Hello forum,
[Edits done: Clarifications added to counter misunderstandings in original replies, also changed Proxmox to PVE]
I am considering building a new production (not lab) Proxmox VE (PVE) cluster with HA for both running VMs and the underlying storage. Given the current DRAM shortage, I have to consider how to optimize the design in terms of total DRAM purchase for the entire cluster.
This is going to be a migration of VMs from another system, so the number of VMs and their sizes are not in question or open for redesign. Only the design of the new cluster hardware and how PVE is installed on it.
I am currently considering two options:
A. Two PVE nodes and a third non-proxmox machine acting as tie-breaker to help the cluster choose the machine that will be responsible for production execution if the network links between the two nodes fail. In terms of DRAM, this means that each Proxmox node will need enough physical memory to run all the VMs while the other node is down or isolated, thus the DRAM per node should be (sum of all VMs + clustering overheads such as ZFS overhead), total cost is thus 2 x (sum of all VMs) + 2 x (cluster overheads)
B. Three PVE nodes with no tiebreaker outside the cluster. In terms of DRAM, this means that if one node fails, the two remaining machines could split the VMs between them, thus the DRAM per node should be (sum of half the VMs + clustering overheads such as ZFS overhead), total cost is thus 1.5 x (sum of all VMs) + 3 x (cluster overheads).
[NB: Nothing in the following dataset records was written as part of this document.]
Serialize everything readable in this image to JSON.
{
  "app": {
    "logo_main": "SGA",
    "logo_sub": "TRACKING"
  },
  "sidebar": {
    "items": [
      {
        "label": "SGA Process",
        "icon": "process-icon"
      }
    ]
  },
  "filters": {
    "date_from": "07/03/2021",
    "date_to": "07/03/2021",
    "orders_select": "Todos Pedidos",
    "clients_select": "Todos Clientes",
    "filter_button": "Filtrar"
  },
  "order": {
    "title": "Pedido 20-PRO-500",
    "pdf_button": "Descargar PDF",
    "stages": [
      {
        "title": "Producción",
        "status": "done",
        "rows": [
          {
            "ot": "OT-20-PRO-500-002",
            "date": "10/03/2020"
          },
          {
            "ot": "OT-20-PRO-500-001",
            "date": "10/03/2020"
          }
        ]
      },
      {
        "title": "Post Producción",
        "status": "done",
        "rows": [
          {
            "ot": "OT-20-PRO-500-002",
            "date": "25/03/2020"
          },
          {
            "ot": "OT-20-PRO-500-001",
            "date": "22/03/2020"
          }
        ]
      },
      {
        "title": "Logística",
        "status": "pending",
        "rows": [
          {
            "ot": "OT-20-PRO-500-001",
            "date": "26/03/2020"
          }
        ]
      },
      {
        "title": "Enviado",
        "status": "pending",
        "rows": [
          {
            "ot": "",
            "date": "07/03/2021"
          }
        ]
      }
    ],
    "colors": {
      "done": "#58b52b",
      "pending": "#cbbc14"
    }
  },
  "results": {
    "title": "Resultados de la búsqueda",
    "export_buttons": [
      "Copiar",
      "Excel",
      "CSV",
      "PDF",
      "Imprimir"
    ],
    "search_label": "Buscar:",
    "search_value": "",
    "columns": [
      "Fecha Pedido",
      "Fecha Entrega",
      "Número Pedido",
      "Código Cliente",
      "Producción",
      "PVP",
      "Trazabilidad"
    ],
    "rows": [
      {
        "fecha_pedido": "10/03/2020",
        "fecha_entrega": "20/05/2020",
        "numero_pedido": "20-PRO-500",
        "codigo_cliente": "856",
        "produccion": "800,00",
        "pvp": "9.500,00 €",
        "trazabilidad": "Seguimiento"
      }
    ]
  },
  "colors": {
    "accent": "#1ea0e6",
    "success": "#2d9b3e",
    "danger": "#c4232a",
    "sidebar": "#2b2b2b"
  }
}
Option B, thus theoretically saves 25% of the VM HA memory cost, but adds 50% to the cluster overhead memory cost, and also adds the cost of a third physical machine.
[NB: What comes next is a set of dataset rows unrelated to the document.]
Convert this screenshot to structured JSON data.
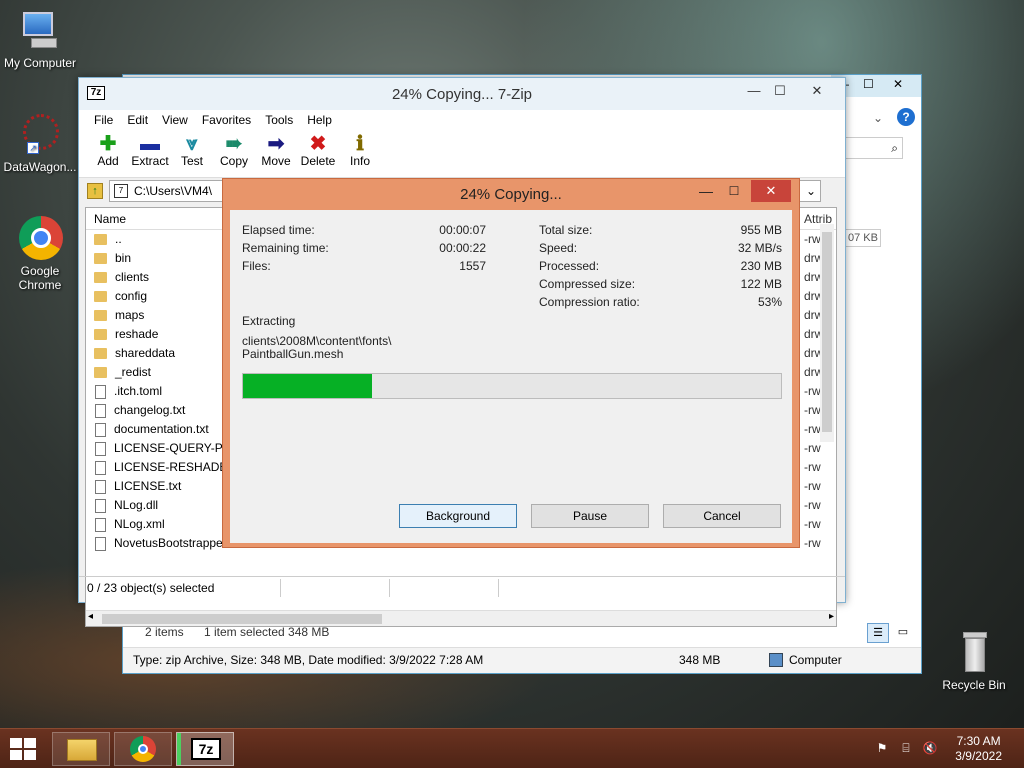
{
  "desktop": {
    "icons": [
      {
        "label": "My Computer"
      },
      {
        "label": "DataWagon..."
      },
      {
        "label": "Google Chrome"
      },
      {
        "label": "Recycle Bin"
      }
    ]
  },
  "explorer": {
    "status_items": "2 items",
    "status_selected": "1 item selected  348 MB",
    "details": "Type: zip Archive, Size: 348 MB, Date modified: 3/9/2022 7:28 AM",
    "size": "348 MB",
    "location": "Computer",
    "partial_size": "07 KB"
  },
  "window": {
    "title": "24% Copying... 7-Zip",
    "menu": [
      "File",
      "Edit",
      "View",
      "Favorites",
      "Tools",
      "Help"
    ],
    "toolbar": [
      {
        "label": "Add",
        "icon": "add-icon"
      },
      {
        "label": "Extract",
        "icon": "extract-icon"
      },
      {
        "label": "Test",
        "icon": "test-icon"
      },
      {
        "label": "Copy",
        "icon": "copy-icon"
      },
      {
        "label": "Move",
        "icon": "move-icon"
      },
      {
        "label": "Delete",
        "icon": "delete-icon"
      },
      {
        "label": "Info",
        "icon": "info-icon"
      }
    ],
    "path": "C:\\Users\\VM4\\",
    "column_name": "Name",
    "column_attr": "Attrib",
    "files": [
      {
        "name": "..",
        "type": "folder",
        "attr": "-rw"
      },
      {
        "name": "bin",
        "type": "folder",
        "attr": "drw"
      },
      {
        "name": "clients",
        "type": "folder",
        "attr": "drw"
      },
      {
        "name": "config",
        "type": "folder",
        "attr": "drw"
      },
      {
        "name": "maps",
        "type": "folder",
        "attr": "drw"
      },
      {
        "name": "reshade",
        "type": "folder",
        "attr": "drw"
      },
      {
        "name": "shareddata",
        "type": "folder",
        "attr": "drw"
      },
      {
        "name": "_redist",
        "type": "folder",
        "attr": "drw"
      },
      {
        "name": ".itch.toml",
        "type": "file",
        "attr": "-rw"
      },
      {
        "name": "changelog.txt",
        "type": "file",
        "attr": "-rw"
      },
      {
        "name": "documentation.txt",
        "type": "file",
        "attr": "-rw"
      },
      {
        "name": "LICENSE-QUERY-PHP",
        "type": "file",
        "attr": "-rw"
      },
      {
        "name": "LICENSE-RESHADE.txt",
        "type": "file",
        "attr": "-rw"
      },
      {
        "name": "LICENSE.txt",
        "type": "file",
        "attr": "-rw"
      },
      {
        "name": "NLog.dll",
        "type": "file",
        "attr": "-rw"
      },
      {
        "name": "NLog.xml",
        "type": "file",
        "attr": "-rw"
      },
      {
        "name": "NovetusBootstrapper",
        "type": "file",
        "attr": "-rw"
      }
    ],
    "status": "0 / 23 object(s) selected"
  },
  "dialog": {
    "title": "24% Copying...",
    "elapsed_label": "Elapsed time:",
    "elapsed": "00:00:07",
    "remaining_label": "Remaining time:",
    "remaining": "00:00:22",
    "files_label": "Files:",
    "files": "1557",
    "total_label": "Total size:",
    "total": "955 MB",
    "speed_label": "Speed:",
    "speed": "32 MB/s",
    "processed_label": "Processed:",
    "processed": "230 MB",
    "compressed_label": "Compressed size:",
    "compressed": "122 MB",
    "ratio_label": "Compression ratio:",
    "ratio": "53%",
    "action": "Extracting",
    "current_path": "clients\\2008M\\content\\fonts\\",
    "current_file": "PaintballGun.mesh",
    "progress_fraction": 0.24,
    "buttons": {
      "background": "Background",
      "pause": "Pause",
      "cancel": "Cancel"
    }
  },
  "taskbar": {
    "time": "7:30 AM",
    "date": "3/9/2022",
    "apps": [
      {
        "name": "file-explorer"
      },
      {
        "name": "chrome"
      },
      {
        "name": "7-zip"
      }
    ]
  }
}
Official PVE "system requirements" were clearly written when DRAM was cheap, suggesting, without stating reasons, that an additional 1GB RAM/TB disk be added to the clustering overheads. Question is how much this can be safely squeezed for cost, perhaps to 0.5GB/TB or 0.25GB/TB corresponding to 2 bytes/disk block or 1 byte/disk block. Fundamental issue is how much of the stated overhead must be in memory, versus how much is just cached data that can be reloaded from disk/regenerated on the fly versus how much is somehow forced to be kept in physical node RAM at all times.
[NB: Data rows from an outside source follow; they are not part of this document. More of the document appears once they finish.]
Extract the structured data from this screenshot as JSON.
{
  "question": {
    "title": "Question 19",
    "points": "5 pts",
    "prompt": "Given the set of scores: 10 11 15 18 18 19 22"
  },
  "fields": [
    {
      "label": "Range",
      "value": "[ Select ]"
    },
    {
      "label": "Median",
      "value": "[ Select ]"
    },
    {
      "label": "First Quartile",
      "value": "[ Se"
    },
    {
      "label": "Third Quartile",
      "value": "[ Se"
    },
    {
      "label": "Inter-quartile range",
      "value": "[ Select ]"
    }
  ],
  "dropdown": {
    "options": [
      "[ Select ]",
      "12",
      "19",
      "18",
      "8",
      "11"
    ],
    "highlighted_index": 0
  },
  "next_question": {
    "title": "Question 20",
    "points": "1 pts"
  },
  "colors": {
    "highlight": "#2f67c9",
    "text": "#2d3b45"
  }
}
Another question affecting the purchase calculation is if PVE HA requires complete copies of all running VM memory on the node that would take over if the running node crashes, or if PVE uses a mechanism that just keeps the memory snapshots on redundant disks until the moment of failover. Obviously, if PVE reboots VMs after their active physical node fails, then no DRAM is needed on the node that will potentially run the VM after failover. My calculations for scenario B above assume near zero physical DRAM reservation for potential failover of VMs running on other nodes, thus if each of 3 nodes use y/3 GB for VM memory each, each node needs y/2 GB memory for VMs, of which y/6 GB will just idle waiting for the arrival of HA reloaded VMs from other nodes, whereas keeping alive VM memory clones would need 2/3 * y GB, of which y/3 GB is idle VM memory clones (y/6 GB from each of the other nodes).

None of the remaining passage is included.